NOC and Eni, who will sign the agreement on Jan. 28, will develop the two fields that were already explored according to a 2008 deal and were supposed to start production between 2017-2018, Farhat Bengdara told Libya's Al-Masar TV.
"We expect investments to be more than $8 billion" due to cost inflation, Bengdara said.
Eni couldn't be immediately reached for comment.
Eni already produces gas in Libya from its Wafa and Bahr Essalam fields operated by Mellitah Oil & Gas, a joint venture between the Italian company and NOC.
Gas from the fields is brought to Italy through the 520-km (323-mile) Green Stream pipeline that crosses the Mediterranean Sea to Gela in Sicily and has the capacity to carry 8 billion cu m/year. Eni produced 198 Bcf of gas in Libya in 2021, according to its website.
Italy is trying to diversify its sources of gas following the reduction of Russia supplies to Europe in the wake of Moscow's invasion of Ukraine on Feb. 24.
Under a government target to eliminate Russian gas by 2025, Italy is working on a number of short- and mid-term measures to boost LNG and pipeline flows from other sources.

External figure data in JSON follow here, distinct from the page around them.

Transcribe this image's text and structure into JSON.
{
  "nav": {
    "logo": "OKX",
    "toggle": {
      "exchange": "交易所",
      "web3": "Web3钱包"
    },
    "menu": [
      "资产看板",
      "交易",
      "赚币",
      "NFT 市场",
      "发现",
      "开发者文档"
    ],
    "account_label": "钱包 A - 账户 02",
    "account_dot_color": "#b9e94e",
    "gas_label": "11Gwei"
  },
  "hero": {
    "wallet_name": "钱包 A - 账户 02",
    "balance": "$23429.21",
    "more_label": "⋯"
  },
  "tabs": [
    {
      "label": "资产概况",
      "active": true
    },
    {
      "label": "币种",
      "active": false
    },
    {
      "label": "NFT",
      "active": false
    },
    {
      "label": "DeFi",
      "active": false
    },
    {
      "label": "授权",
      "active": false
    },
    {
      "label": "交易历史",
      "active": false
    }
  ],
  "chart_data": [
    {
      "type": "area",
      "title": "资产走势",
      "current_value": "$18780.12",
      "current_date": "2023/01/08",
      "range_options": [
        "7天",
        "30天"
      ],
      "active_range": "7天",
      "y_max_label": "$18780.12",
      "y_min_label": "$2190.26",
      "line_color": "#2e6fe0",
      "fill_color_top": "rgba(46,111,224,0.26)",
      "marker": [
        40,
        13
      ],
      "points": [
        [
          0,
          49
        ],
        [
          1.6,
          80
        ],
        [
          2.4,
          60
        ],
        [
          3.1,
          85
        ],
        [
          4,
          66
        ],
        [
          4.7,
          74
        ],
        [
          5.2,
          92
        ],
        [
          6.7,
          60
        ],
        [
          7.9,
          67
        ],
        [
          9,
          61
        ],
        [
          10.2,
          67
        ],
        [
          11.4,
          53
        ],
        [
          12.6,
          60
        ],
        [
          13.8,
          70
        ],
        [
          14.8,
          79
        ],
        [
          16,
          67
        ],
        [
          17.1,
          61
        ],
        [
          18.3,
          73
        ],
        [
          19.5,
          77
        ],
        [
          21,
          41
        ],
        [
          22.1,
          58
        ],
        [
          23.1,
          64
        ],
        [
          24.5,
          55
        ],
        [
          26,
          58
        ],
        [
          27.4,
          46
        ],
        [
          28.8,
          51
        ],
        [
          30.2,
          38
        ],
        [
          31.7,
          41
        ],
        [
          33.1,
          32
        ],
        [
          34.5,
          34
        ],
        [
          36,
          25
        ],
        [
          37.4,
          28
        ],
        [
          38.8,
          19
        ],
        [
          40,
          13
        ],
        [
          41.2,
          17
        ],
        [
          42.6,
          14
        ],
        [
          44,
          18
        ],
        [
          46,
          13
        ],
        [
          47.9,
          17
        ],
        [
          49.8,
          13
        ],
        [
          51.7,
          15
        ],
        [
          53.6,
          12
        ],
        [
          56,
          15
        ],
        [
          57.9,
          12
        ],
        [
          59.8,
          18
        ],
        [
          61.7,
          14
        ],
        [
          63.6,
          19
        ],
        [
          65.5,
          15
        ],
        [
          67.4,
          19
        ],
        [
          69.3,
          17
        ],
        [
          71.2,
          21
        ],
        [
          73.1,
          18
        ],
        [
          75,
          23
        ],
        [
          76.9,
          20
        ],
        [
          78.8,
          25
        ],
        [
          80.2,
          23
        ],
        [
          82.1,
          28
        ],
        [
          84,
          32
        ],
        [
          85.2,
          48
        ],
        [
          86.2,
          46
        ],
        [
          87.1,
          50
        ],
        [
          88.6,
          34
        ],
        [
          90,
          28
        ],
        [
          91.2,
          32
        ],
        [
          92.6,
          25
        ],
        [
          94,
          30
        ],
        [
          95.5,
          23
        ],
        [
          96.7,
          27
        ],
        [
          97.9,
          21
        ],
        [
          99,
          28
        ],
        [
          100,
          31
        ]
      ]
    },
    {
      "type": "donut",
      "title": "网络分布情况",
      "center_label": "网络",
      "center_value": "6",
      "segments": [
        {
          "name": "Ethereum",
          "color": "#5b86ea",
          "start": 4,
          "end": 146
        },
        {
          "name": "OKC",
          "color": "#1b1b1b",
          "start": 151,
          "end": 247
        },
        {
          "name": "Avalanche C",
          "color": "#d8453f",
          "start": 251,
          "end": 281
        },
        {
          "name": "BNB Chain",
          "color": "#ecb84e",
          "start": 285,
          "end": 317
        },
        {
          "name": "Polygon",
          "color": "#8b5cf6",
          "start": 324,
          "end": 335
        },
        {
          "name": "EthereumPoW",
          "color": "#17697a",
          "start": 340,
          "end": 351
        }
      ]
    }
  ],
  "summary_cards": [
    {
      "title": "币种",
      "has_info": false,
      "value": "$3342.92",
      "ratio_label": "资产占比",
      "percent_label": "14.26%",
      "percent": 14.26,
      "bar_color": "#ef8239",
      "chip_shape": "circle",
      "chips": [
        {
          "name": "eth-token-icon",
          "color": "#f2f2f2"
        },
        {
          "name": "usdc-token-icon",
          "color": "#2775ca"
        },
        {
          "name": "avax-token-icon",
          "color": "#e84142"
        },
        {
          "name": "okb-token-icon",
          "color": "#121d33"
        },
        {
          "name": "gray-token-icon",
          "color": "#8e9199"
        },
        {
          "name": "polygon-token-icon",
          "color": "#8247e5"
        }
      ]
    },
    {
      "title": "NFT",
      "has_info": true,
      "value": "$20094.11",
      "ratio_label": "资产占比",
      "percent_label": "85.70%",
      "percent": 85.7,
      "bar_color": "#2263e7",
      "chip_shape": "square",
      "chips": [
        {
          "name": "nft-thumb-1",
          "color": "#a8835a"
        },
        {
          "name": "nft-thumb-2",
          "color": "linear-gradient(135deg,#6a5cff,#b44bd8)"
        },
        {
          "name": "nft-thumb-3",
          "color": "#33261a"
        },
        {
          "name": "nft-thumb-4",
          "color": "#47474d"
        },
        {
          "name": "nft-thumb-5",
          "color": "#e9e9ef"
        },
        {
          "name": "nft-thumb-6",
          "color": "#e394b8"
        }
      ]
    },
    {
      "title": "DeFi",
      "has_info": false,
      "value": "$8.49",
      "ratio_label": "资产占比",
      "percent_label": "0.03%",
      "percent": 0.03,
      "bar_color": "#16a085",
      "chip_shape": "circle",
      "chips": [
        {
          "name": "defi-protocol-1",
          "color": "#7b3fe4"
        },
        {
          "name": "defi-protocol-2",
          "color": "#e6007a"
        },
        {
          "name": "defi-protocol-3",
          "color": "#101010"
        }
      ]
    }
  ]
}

Libya is trying to woo back international oil companies to explore for gas and oil, particularly offshore, after lifting in December a force majeure on exploration and production agreements.
Russian oil company Tatneft recently resumed upstream work in the Ghadames Basin. NOC is now hoping to court more international oil companies like BP, Eni, TotalEnergies, ConocoPhillips, OMV and Repsol to resume upstream work in the country.
Libya is desperate to expand the presence of international oil companies as its recent production recovery has been stymied by a lack of funds and aging infrastructure.
Currently, Libya is trying to maintain gas producing at 1.5 Bcf/d, with about 850-900 MMcf/d used locally for electricity production, 250 MMcfd/ exported and the remainder consumed mainly in industry.
"We reduced exports to Italy, and we preferred to send gas for electricity production," Bengdara said, without disclosing volumes and timeline for cuts of gas supply to Italy.
Libyan gas flows to Italy will be significantly reduced due to unscheduled maintenance at the Mellitah Complex, Eni North Africa said via Italy's Energy Market Manager on Jan. 5.
Libya also wants to woo foreign investments to help lift oil and condensate production from 1.255 million b/d now to around 2 million b/d in three to five years, Bengdara said.
"Oil production has stabilized, and we are producing acceptable levels," Bengdara said.
"The problem [for future development] is with stability and the ability to attract foreign investments. We do not have the financial resources to invest in these sectors in a big way."
Libya's production has steadily increased since the summer when political fighting worsened with continued bickering between the UN-backed Government of National Unity and the eastern authorities -- the Government of National Stability and the self-styled Libyan National Army, led by Khalifa Haftar.
Libya, which does not have an OPEC quota, pumped 1.17 million b/d in December, according to the latest Platts survey by S&P Global Commodity Insights.
Libya needs to restore its credibility to woo investors, particularly to explore and develop offshore reserves, where drilling one offshore exploration well costs between $150 million-$200 million, Bengdara said.
"We suffer from political tensions," he added.
Libya has been wracked by political instability, with governments in the west and east vying for control of the country and its lifeblood oil industry. Key oil ports and production fields have seen their operations intermittently disrupted by civil unrest, prompting NOC to declare force majeure on exports for several months in 2022.
A large part of Libya's aging infrastructure has been wrecked by civil war, militant and terrorist attacks, and general neglect over the past decade.
Libya exports mainly light sweet crude grades such as Brega, Es Sider and Sharara. Its main export markets are in southern Europe and China.